Did You Know? . . . Some Ford Keyhead Remote Transmitters Can Be Replaced by Keyfobs

Beginning with the 2007 model year, Ford started using remote transmitters integrated with the key blade (aka “keyhead remotes”) for the keyless entry systems installed on many Ford, Lincoln and Mercury vehicles. These keyhead remotes came in 3-button and 4-button versions. The original keyhead remotes were Omron products and had the FCC ID OUC6000022 on the case.

See Ford’s first-generation keyhead style remotes at this link.
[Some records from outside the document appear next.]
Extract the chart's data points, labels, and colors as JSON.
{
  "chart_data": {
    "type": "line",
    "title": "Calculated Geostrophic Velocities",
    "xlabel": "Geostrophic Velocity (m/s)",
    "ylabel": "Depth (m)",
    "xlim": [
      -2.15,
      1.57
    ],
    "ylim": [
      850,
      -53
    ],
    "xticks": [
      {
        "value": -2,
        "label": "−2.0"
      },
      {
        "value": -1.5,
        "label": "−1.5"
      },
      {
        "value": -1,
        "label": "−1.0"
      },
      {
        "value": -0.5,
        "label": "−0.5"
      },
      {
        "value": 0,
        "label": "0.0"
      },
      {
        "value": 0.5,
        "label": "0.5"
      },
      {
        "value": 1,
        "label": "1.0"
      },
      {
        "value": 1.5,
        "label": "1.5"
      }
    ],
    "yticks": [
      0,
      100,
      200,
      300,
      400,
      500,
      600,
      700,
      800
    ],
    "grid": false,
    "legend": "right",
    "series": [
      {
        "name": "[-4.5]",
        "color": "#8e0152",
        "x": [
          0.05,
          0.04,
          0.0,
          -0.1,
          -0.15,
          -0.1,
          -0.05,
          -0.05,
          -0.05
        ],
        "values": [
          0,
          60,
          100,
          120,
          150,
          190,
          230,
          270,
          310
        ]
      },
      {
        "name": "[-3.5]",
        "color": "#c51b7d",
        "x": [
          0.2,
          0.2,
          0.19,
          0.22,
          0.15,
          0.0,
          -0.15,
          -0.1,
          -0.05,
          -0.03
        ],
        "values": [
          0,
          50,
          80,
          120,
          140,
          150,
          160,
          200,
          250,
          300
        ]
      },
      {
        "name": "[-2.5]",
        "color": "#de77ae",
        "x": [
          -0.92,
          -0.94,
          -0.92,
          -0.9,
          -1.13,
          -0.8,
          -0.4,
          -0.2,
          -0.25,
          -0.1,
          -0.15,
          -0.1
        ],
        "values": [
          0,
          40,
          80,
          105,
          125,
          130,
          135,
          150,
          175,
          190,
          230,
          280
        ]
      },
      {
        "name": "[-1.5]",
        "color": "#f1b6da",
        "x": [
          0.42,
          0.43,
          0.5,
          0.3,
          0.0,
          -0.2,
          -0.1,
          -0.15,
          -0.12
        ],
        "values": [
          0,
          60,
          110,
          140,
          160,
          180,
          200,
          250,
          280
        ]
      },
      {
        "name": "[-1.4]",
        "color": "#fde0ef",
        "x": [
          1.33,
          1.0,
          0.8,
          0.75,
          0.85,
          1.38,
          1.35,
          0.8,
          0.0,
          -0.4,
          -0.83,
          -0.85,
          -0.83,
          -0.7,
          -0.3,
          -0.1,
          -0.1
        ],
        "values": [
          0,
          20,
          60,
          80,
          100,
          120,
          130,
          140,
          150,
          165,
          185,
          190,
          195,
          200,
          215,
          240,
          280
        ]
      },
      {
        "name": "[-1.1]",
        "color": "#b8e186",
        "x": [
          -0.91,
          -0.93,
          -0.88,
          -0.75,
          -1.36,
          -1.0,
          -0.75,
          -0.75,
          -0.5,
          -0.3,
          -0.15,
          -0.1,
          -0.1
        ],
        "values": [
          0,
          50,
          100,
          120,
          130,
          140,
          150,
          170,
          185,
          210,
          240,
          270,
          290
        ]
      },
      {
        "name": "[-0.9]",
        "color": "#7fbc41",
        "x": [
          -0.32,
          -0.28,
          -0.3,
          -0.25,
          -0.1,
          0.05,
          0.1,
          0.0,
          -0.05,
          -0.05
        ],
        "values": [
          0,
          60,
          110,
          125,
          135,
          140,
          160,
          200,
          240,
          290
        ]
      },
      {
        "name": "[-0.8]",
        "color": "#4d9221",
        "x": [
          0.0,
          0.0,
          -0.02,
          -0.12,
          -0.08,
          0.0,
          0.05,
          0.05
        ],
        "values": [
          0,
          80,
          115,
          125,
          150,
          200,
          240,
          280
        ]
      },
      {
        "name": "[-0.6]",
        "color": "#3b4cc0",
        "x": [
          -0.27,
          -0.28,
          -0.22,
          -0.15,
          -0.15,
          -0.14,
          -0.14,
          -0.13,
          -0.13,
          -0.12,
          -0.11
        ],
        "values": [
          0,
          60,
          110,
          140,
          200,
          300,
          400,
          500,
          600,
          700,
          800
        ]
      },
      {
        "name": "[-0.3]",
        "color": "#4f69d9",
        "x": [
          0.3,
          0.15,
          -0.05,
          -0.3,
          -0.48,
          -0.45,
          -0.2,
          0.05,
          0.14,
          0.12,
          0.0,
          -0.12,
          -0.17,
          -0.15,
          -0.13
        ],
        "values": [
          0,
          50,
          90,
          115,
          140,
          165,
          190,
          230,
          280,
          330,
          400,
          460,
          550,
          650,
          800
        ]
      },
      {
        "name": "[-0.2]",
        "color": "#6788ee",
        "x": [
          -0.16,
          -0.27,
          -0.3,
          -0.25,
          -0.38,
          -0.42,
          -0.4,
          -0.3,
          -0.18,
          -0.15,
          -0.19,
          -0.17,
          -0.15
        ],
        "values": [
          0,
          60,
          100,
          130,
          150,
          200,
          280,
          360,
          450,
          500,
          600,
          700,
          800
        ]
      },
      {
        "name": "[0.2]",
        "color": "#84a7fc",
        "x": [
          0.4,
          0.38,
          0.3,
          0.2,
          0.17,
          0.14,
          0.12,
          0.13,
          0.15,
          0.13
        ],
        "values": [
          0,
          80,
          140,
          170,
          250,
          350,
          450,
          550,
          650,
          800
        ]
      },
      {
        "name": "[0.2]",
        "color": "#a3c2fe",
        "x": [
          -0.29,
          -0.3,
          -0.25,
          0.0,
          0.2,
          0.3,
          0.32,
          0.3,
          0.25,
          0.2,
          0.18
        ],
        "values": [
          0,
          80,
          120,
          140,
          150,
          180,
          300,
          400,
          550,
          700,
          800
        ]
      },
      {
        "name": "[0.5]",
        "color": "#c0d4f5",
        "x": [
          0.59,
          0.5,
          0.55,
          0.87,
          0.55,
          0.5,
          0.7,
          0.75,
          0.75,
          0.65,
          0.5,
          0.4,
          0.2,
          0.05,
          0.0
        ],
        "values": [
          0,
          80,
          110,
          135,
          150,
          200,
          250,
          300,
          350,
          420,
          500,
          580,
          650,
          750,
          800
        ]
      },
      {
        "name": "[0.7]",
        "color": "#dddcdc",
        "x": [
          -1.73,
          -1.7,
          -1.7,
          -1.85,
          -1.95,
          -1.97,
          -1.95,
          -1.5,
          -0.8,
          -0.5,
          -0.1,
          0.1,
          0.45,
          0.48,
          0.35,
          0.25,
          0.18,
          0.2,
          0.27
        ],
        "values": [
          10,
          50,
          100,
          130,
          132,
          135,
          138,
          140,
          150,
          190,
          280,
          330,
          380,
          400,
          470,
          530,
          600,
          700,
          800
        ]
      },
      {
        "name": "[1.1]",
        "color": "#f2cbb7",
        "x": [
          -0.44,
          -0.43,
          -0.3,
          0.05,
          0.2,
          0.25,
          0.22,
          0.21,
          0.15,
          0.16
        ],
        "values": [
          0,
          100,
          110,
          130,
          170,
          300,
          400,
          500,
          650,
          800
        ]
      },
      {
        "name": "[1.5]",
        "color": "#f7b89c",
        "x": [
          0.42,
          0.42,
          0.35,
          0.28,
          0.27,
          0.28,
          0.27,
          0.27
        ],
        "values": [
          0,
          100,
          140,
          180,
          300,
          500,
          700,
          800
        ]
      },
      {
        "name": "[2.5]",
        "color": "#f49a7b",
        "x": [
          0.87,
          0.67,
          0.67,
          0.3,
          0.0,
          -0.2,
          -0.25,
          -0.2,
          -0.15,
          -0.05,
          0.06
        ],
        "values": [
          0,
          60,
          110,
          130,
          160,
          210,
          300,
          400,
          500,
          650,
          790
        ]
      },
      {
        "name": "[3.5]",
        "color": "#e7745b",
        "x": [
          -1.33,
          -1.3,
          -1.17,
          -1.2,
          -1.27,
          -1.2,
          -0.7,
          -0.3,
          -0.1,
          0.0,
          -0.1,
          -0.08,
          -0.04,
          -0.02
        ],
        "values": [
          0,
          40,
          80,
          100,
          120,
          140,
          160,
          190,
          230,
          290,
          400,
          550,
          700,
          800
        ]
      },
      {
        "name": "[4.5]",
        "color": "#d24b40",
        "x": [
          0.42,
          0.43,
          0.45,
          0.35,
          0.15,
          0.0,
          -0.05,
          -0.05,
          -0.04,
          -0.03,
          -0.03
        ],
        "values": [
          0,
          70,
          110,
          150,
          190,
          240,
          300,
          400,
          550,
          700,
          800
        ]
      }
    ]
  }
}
Many consumers do not like the keyhead remotes because they are very big. They can be uncomfortable in your pocket and poke holes in your jeans. What most people do not realize is that stand-alone 3-button and 4-button Ford keyfobs can be programmed to work with vehicles that originally came with these keyhead remotes. Even though the keyfobs were made for Ford by a different manufacturer (TRW), the electronics inside function the same.

See Ford’s compatible keyfob remotes on sale at this link.

I know one Ford owner who has programmed a couple of replacement keyfobs for his Ford Flex. When he leaves the car, he hides the big honking keyhead remote in the console and then locks the car with his keyfob. This way he does not need to carry any key in his pocket. Of course, he keeps a backup key at home in case his keyfob ever fails to work.

Two important notes about programming a replacement keyfob for vehicles that originally came with a keyhead remote:
1. The programming procedure requires two working keys rather than just one.
2. Keyfobs will not work the remote functions of Ford’s new-style keyhead remotes with the laser-cut, high-security key blades.